How to write a script

A ScriptRunner file is an XML document structured according to the schema ScriptRunner.xsd. For instance:

  <task name="Simple work" type="Print">
    What?
  </task>
This describes a very simple piece of work, printing "What?" to stdout.

To do more serious work, like run some SQL:

  <task name="SQL work" type="SQL">
    <connections>
      <connection dataSourceName="mt_app"
                  dataSourceClass="org.postgresql.ds.PGPoolingDataSource" 
                  serverName="dbserver" databaseName="mt_prod" 
                  user="mt_user" password="secret" />
    </connections>
    BEGIN TRANSACTION ; INSERT INTO pawns VALUES ("a2") ; COMMIT ; 
    \g
    BEGIN TRANSACTION ; INSERT INTO pawns VALUES ("b2") ; COMMIT ;
    \g
    INSERT INTO pawns VALUES ("e4")
  </task>
The task element has acquired a child element, connections, which is itself a list of connection elements. The connection specifies a (usually unique) name, a javax.sql.DataSource implementation class and machine/database/user details. Note that all connections have auto-commit off and transaction isolation set to serializable.

The three INSERT statements are separated by lines that contain only \g and whitespace. The SQL task will split the script at the \g lines and execute each statement separately. The \g lines are used because they are used in the Postgres utility psql. For Oracle, sqlplus uses a slash, /, and ScriptRunner does too. Either choice can be changed by setting the SQLTask attribute statement-split to a Java regular expression that will be used to split the entire task element text into SQL statements. (For comparison, the Postgres regular expression is "[\n\r]++[ \t]*\\g[ \t]*[\n\r]++".)

Once the entire script has run, ScriptRunner will issue a COMMIT. If one statement fails, e.g. the "e4" insert, on re-start the task will start at the statement with the index of the failed statement, i.e. the third statement.

For large SQL scripts, it is easier to include *.sql files:

  <task xmlns:xi="http://www.w3.org/2001/XInclude" name="SQL file" type="SQL">
    <connections>
      <connection dataSourceName="mt_app"
                  dataSourceClass="org.postgresql.ds.PGPoolingDataSource" 
                  serverName="dbserver" databaseName="mt_prod" 
                  user="mt_user" password="secret" />
    </connections>
    <xi:include href="work.sql" parse="text" />
  </task>
The text of file work.sql is substituted into the SQL task element before the SQLTask object is created.
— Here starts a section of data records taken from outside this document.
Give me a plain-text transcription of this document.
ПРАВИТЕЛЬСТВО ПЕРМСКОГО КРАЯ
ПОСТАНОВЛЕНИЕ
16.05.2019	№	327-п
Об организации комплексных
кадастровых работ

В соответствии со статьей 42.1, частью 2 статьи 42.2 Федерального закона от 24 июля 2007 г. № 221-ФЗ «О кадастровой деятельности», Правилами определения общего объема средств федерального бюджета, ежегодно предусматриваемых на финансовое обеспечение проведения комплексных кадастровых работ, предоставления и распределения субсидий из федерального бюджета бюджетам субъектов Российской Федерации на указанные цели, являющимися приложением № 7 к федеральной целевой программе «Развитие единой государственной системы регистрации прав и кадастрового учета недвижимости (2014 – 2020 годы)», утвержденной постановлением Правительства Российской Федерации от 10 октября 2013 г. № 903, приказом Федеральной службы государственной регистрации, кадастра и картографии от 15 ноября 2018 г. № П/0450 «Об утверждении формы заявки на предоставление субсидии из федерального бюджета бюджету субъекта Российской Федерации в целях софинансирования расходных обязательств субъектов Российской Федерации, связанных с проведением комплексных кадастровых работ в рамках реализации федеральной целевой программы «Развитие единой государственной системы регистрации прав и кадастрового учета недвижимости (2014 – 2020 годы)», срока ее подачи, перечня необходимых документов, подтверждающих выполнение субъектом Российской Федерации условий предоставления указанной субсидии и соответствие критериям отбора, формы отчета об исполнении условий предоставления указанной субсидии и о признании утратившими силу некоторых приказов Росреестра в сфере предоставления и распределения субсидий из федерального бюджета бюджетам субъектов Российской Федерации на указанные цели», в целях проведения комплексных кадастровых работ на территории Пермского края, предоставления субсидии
Like the previous example, the file should be separated into individual statements by \g, / or … As far as the SQLTask is concerned there is no difference between this and the previous example. For the developer, working with a separate sql file - one that can be tested with the RDBMS's command line interface and is recognized by SQL editors - is noticeably easier.

A common approach when looking at a piece of work is to break it down into smaller pieces, usually logically separate and of less complexity. This reductionism is expressed by moving independent work into separate components. With ScriptRunner, both the components and top level are described in a task file. These can be run all together or independently, useful for debugging or resurrecting a failed run.
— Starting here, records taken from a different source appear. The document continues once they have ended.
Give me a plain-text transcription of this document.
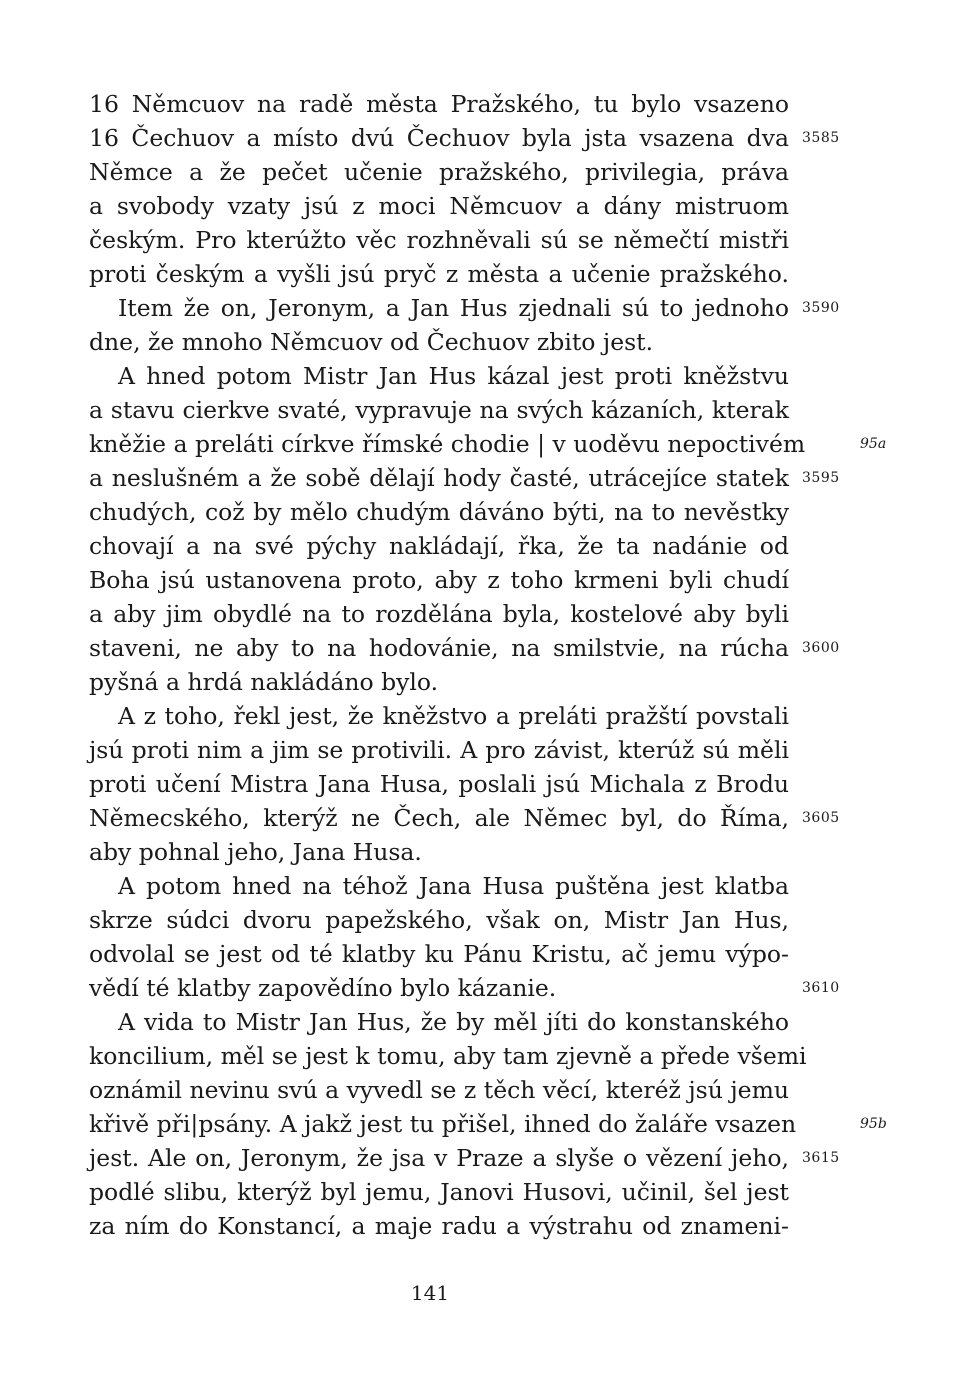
16 Němcuov na radě města Pražského, tu bylo vsazeno
16 Čechuov a místo dvú Čechuov byla jsta vsazena dva
Němce a že pečet učenie pražského, privilegia, práva
a svobody vzaty jsú z moci Němcuov a dány mistruom
českým. Pro kterúžto věc rozhněvali sú se němečtí mistři
proti českým a vyšli jsú pryč z města a učenie pražského.
Item že on, Jeronym, a Jan Hus zjednali sú to jednoho
dne, že mnoho Němcuov od Čechuov zbito jest.
A hned potom Mistr Jan Hus kázal jest proti kněžstvu
a stavu cierkve svaté, vypravuje na svých kázaních, kterak
kněžie a preláti církve římské chodie | v uoděvu nepoctivém
a neslušném a že sobě dělají hody časté, utrácejíce statek
chudých, což by mělo chudým dáváno býti, na to nevěstky
chovají a na své pýchy nakládají, řka, že ta nadánie od
Boha jsú ustanovena proto, aby z toho krmeni byli chudí
a aby jim obydlé na to rozdělána byla, kostelové aby byli
staveni, ne aby to na hodovánie, na smilstvie, na rúcha
pyšná a hrdá nakládáno bylo.
A z toho, řekl jest, že kněžstvo a preláti pražští povstali
jsú proti nim a jim se protivili. A pro závist, kterúž sú měli
proti učení Mistra Jana Husa, poslali jsú Michala z Brodu
Němecského, kterýž ne Čech, ale Němec byl, do Říma,
aby pohnal jeho, Jana Husa.
A potom hned na téhož Jana Husa puštěna jest klatba
skrze súdci dvoru papežského, však on, Mistr Jan Hus,
odvolal se jest od té klatby ku Pánu Kristu, ač jemu výpo-
vědí té klatby zapovědíno bylo kázanie.
A vida to Mistr Jan Hus, že by měl jíti do konstanského
koncilium, měl se jest k tomu, aby tam zjevně a přede všemi
oznámil nevinu svú a vyvedl se z těch věcí, kteréž jsú jemu
křivě při|psány. A jakž jest tu přišel, ihned do žaláře vsazen
jest. Ale on, Jeronym, že jsa v Praze a slyše o vězení jeho,
podlé slibu, kterýž byl jemu, Janovi Husovi, učinil, šel jest
za ním do Konstancí, a maje radu a výstrahu od znameni-
3585
3590
3595
3600
3605
3610
3615
95a
95b
141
An example of a task description that organizes components is:

  <task xmlns:xi="http://www.w3.org/2001/XInclude" type="Serial" name="MT Apps">
    <connections>
      <!-- ScriptRunner audit trail user -->
      <xi:include href="sr.xml" parse="xml" />
    </connections>
    <xi:include href="create/create.xml" parse="xml" />
    <task type="If" name="MT Apps - Do initialization" ifname="initialize">
      <xi:include href="initialize/initialize.xml" parse="xml" />
    </task>
    <xi:include href="activity/run_po.xml" parse="xml" />
  </task>
There are three components in different directories: create, initialize and activity. The components' XML task descriptions are included using XInclude, as is an XML fragment (i.e. not a proper document) defining the srAudit connection in sr.xml. Unlike the SQL script, these are included as part of the XML document, as specified by the parse="xml" attribute.